Непорочная пустота. Соскальзывая в небытие - Ходж Брайан
«Тут воняет!»
«Это я уже знаю. Это кто угодно скажет. А еще что?»
Я не знала, какой ответ будет правильным, а какой — нет, и не знала, что вообще он хочет услышать и не подумает ли он, что я вру, потому что…
Потому что как может печь быть такой холодной в середине лета? Не вся, даже не большая ее часть, всего лишь одно место у задней стенки. Здесь слишком темно, а значит, это не огонь, но оно все равно обжигает. Начинает казаться, что я прижалась щекой к кусочку льда или к флагштоку в зимний день, и щека онемела. И я не просто прилипла, как если бы лизнула флагшток; оно оттягивает мою кожу — так бывает, если приложить руку к шлангу пылесоса без насадки, — а когда я поворачиваю голову, чтобы оно перестало жечься, мне приходится зажмуриться, потому что иначе оно высосет мне глаз.
И я знаю, что плохой дядя никуда не делся, я чувствую его тяжелую руку на пояснице и большую потную ладонь с растопыренными пальцами на спине. Каждый палец — словно ветка, проросшая в мои кости, чтобы удержать меня на месте. Но я больше не слышу его. Моя голова теперь так далеко, что сзади до ушей не доносится ни звука. Я едва слышу, как дышу, или плачу, или пытаюсь объяснить ему, каково тут, в печи. Здесь так тихо, что тишина сама превратилась в звук и заглушает все остальное, и я боюсь, что если он продержит меня здесь еще немного, то сначала улетит мой глаз, а за ним последует и все остальное, словно большая и длинная нитка спагетти. То, что скрывается здесь, внутри, меня проглотит.

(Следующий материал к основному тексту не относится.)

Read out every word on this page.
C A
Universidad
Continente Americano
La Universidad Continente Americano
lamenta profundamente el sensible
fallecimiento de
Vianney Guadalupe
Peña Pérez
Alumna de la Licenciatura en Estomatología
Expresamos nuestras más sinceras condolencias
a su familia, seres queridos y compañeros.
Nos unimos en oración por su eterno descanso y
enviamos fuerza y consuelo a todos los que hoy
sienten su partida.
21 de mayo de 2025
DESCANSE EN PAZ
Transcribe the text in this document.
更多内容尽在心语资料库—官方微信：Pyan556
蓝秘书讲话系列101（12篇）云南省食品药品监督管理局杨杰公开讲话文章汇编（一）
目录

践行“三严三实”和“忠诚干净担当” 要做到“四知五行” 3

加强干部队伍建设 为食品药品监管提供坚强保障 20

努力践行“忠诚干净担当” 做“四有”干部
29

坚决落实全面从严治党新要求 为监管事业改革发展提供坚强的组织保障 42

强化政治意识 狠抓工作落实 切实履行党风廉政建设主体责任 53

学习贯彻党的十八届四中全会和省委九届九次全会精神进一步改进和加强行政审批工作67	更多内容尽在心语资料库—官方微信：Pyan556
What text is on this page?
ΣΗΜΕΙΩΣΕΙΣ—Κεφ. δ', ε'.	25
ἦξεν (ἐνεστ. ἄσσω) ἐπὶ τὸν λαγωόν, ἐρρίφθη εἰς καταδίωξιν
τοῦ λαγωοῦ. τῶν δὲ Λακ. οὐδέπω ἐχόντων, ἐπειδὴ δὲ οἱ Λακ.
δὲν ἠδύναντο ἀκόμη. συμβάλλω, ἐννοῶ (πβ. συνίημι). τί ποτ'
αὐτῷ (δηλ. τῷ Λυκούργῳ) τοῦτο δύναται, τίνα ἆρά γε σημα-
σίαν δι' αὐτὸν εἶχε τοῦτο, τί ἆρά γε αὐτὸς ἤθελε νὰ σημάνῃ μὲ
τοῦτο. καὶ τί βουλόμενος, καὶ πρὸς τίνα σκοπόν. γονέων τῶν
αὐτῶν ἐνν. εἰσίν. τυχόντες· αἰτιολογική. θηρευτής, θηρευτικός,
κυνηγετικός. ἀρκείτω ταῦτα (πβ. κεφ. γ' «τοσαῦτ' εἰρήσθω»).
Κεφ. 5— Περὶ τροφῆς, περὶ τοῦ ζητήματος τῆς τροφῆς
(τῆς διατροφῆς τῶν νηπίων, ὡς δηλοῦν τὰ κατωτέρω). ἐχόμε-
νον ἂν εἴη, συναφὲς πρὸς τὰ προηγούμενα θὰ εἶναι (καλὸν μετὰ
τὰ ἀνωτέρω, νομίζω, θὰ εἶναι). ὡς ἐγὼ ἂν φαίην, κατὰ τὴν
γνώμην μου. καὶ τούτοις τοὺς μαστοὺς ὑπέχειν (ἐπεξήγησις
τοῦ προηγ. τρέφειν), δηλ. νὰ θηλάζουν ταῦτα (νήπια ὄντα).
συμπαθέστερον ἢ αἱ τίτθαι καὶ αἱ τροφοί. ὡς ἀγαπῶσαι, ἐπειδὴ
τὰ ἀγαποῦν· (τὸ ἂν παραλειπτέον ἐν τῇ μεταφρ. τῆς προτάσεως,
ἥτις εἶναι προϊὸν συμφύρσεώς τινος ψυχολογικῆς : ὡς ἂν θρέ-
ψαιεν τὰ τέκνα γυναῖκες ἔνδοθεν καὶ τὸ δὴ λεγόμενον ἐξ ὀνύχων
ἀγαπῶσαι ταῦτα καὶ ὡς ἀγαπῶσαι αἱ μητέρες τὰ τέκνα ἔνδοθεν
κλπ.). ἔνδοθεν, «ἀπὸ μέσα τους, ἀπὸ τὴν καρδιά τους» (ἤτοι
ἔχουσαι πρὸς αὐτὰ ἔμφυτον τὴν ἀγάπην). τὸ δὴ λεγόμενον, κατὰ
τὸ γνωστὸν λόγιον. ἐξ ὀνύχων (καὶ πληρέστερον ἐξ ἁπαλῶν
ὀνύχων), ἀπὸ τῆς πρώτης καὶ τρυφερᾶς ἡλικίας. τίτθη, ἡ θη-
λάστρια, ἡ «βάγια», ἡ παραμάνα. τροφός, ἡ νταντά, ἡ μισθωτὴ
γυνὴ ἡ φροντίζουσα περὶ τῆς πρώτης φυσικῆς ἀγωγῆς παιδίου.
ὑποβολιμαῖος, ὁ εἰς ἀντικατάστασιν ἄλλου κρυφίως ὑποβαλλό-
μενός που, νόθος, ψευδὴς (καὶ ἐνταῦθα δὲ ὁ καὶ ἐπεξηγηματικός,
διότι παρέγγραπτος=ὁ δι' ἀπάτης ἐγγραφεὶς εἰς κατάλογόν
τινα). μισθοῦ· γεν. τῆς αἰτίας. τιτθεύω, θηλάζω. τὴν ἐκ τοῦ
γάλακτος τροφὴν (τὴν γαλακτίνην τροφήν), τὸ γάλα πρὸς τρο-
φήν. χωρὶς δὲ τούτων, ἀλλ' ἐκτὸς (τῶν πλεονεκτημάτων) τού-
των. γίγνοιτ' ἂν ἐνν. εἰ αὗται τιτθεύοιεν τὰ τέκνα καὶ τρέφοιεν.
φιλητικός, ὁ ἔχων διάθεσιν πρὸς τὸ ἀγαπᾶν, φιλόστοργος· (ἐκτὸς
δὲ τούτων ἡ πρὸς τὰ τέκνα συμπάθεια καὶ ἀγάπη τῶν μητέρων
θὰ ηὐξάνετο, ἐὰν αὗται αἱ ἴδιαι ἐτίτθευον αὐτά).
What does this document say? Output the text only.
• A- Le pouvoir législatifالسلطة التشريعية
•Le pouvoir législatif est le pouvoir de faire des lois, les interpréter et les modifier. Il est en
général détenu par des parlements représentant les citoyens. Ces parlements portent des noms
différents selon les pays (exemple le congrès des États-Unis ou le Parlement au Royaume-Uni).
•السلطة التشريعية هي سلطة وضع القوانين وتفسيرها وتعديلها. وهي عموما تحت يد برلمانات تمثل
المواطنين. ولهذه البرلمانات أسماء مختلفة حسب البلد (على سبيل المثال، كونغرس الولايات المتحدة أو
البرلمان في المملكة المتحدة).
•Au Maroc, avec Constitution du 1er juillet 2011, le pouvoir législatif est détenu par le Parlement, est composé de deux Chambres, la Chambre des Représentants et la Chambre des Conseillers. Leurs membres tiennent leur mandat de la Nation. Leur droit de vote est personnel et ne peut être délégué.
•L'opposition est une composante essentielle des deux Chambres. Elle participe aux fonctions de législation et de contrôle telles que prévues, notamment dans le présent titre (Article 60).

Я не хочу, чтобы это случилось, не хочу туда. И при этом… хочу. По крайней мере, возможно, что тогда я попаду в место, где мне больше не будут делать больно. Но вдруг мне там не сделают больно только потому, что там нет никого, вообще никого, а это может оказаться еще хуже.
А потом он выдергивает меня из печи и смотрит на мою щеку, удивленный: что это, откуда оно взялось?
«Я буду хорошей, — вот что я ему говорю. — Я не хочу, чтобы меня жарили. Я буду хорошей».
Он смеется так, что это не похоже на смех.
«Не бойся. Я больше не могу разжечь там огонь. Даже когда просто хочу согреться. С тех пор, как… Это он его задувает. Но все хорошо. Мы можем заняться другими вещами».
И мы ими занялись.
Когда я сидела в безопасности, в одном из уютных кресел доктора Ганновер, и воспоминания вернулись ко мне свежими, отмытыми от грязи, сажи и пепла, я поняла, что Уэйд Шейверс, должно быть, делал это с каждым из нас, кого похитил после Броди. «Ну-ка, полезай туда». Что, во имя тварного мира, оставил там после себя этот странный паршивец?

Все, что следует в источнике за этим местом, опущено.